A year later, Hilton Food announced redundancies at its Grimsby seafood operations in the UK as it introduced new filleting equipment.
In other category areas, Hilton Food said today that volumes in red meat and convenience remain “solid”, with convenience especially performing “well”.
However, “price inflation” is weighing on underlying demand, it said.
Hilton expects net debt at year-end to be “marginally higher” than at the end of the prior year.
The company secured £71m in net cash from disposals during the quarter and is investing in new Canadian facilities. The cash receipts include the sale of UK foodservice supplier Fairfax Meadow to Sysco in a £54m deal.
The group also expects a “partial inventory unwind” over the Christmas period.
“Although underlying demand is subdued, the normal seasonal uplift in Q4 is expected to support overall performance in the near term,” the company said.
Hilton Food added today that a business review of operations and its portfolio has “reached an advanced stage”. Its conclusions will be presented with the full year trading update in January.
The group said the development of new Canadian operations and a joint venture in Saudi Arabia remain “on schedule”.

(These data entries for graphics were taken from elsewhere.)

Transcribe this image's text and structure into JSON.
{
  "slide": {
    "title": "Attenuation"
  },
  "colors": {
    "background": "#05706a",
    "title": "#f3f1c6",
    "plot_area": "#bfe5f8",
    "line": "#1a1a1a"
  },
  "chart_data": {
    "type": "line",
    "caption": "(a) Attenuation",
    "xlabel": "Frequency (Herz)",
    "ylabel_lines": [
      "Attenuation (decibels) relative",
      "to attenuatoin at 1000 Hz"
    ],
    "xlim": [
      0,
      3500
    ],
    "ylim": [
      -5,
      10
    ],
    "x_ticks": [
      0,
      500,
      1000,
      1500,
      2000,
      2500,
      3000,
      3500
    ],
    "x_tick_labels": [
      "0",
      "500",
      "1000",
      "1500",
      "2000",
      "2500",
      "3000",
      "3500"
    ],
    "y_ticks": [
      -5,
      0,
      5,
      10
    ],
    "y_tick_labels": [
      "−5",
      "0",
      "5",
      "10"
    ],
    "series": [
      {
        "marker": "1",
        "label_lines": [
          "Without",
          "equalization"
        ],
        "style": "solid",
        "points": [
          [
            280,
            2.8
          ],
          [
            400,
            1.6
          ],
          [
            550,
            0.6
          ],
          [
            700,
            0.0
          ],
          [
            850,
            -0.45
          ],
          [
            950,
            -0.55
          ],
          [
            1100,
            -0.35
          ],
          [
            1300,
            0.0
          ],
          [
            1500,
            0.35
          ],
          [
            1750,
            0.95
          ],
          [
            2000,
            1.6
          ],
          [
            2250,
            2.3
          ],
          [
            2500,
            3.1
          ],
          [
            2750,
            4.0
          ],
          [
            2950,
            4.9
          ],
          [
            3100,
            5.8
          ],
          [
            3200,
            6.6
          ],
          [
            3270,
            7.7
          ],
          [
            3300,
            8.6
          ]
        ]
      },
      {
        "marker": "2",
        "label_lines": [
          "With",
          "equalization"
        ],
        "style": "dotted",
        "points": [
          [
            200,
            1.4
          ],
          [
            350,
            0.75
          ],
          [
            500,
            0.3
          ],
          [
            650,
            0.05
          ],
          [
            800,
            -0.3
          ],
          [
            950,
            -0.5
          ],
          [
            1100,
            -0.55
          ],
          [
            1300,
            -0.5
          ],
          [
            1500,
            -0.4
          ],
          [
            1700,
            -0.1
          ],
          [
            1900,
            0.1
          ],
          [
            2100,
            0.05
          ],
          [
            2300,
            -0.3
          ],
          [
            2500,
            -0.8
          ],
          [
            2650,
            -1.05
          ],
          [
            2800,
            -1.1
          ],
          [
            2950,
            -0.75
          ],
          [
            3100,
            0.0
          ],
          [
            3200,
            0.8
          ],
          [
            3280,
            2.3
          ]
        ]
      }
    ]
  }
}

In June, the company confirmed plans for its first North American processing and distribution site in Brantford, Ontario. The plant will supply beef, pork, lamb and seafood to distribution centres in Mississauga, Cornwall and Moncton.
Earlier this year, the group formed a joint venture with The National Agricultural Development Company (NADEC) in Saudi Arabia.
Hilton Food planned to develop facilities in Saudi Arabia, while NADEC will supply the venture and add red meat products to its distribution network.